Hacker News new | ask | show | jobs
by mirekrusin 1180 days ago
Unfortunately training is not emberassingly parallelisable [0] problem. It would require new architecture. Current models diverge too fast. By the time you'd download and/or calculate your contribution the model would descend somewhere else and your delta would not be applicable - based off wrong initial state.

It would be great if merge-ability would exist. It would also likely apply to efficient/optimal shrinking for models.

Maybe you could dispatch tasks to train on many variations of similar tasks and take average of results? It could probably help in some way, but you'd still have large serialized pipeline to munch through and you'd likely require some serious hardware ie. dual gtx 4090 on client side.

[0] https://en.wikipedia.org/wiki/Embarrassingly_parallel

1 comments

hmmm... seems like you're reinventing distributed learning.

merge-ability does exist and you can average the results.

You can if you have same base weights.

If you have similar variants of the same task you can accelerate it more where the diff is.

You can't average on past results computed from historic base weights - it's linear process.

If you could do that, you'd just map training examples to diffs and merge them all.

Or take two distinct models and merge them to have model that is roughly sum of them. You can't do it, it's not linear process.

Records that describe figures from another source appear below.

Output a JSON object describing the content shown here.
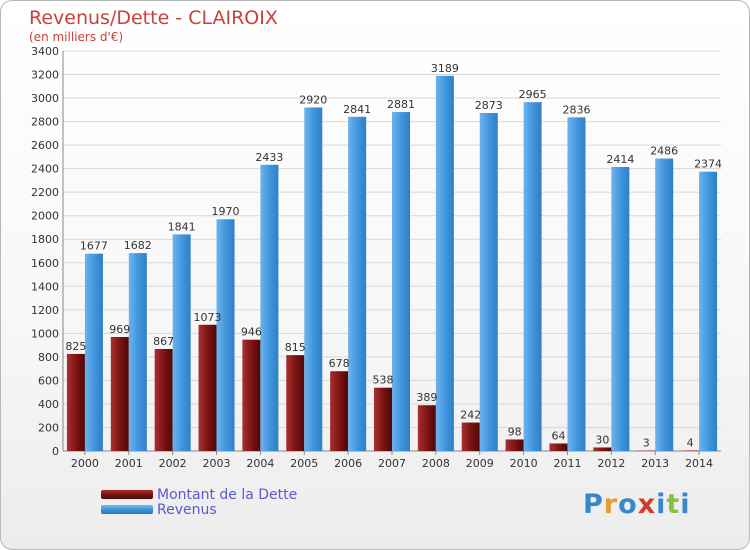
{
  "chart_data": {
    "type": "bar",
    "title": "Revenus/Dette - CLAIROIX",
    "subtitle": "(en milliers d'€)",
    "categories": [
      "2000",
      "2001",
      "2002",
      "2003",
      "2004",
      "2005",
      "2006",
      "2007",
      "2008",
      "2009",
      "2010",
      "2011",
      "2012",
      "2013",
      "2014"
    ],
    "series": [
      {
        "name": "Montant de la Dette",
        "color": "#7a1212",
        "values": [
          825,
          969,
          867,
          1073,
          946,
          815,
          678,
          538,
          389,
          242,
          98,
          64,
          30,
          3,
          4
        ]
      },
      {
        "name": "Revenus",
        "color": "#3f94dd",
        "values": [
          1677,
          1682,
          1841,
          1970,
          2433,
          2920,
          2841,
          2881,
          3189,
          2873,
          2965,
          2836,
          2414,
          2486,
          2374
        ]
      }
    ],
    "ylim": [
      0,
      3400
    ],
    "yticks": [
      0,
      200,
      400,
      600,
      800,
      1000,
      1200,
      1400,
      1600,
      1800,
      2000,
      2200,
      2400,
      2600,
      2800,
      3000,
      3200,
      3400
    ],
    "grid": true,
    "legend": "bottom-left"
  },
  "legend": {
    "dette_label": "Montant de la Dette",
    "revenus_label": "Revenus",
    "dette_color": "#7a1212",
    "revenus_color": "#3f94dd"
  },
  "logo": {
    "letters": [
      "P",
      "r",
      "o",
      "x",
      "i",
      "t",
      "i"
    ],
    "colors": [
      "#3a86c8",
      "#e89a2c",
      "#3a86c8",
      "#d23c2e",
      "#3a86c8",
      "#8cbf3f",
      "#3a86c8"
    ]
  }
}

I did some bad use of words there "it's linear process" + "it's not linear process" :)

Let me clarify:

It's serialised, iterative, step repeating process where each step depends on output of previous one - aka linear process.

Where each step is non-linear transformation (gradient descent).

It's not distributable (over internet) task because it'd require transferring gigabytes of data (whole model weights) on each step.

To put it in other words - distributed task has massive input size and requires quick computation and tasks arrive very frequently - which means it can't be distributed over internet.

Distributed learning sucks for this type of models, averaging the results helps if you can do that often which requires very high bandwidth - i.e. the Infiniband interconnects between Nvidia pods which go up to 200 Gbps.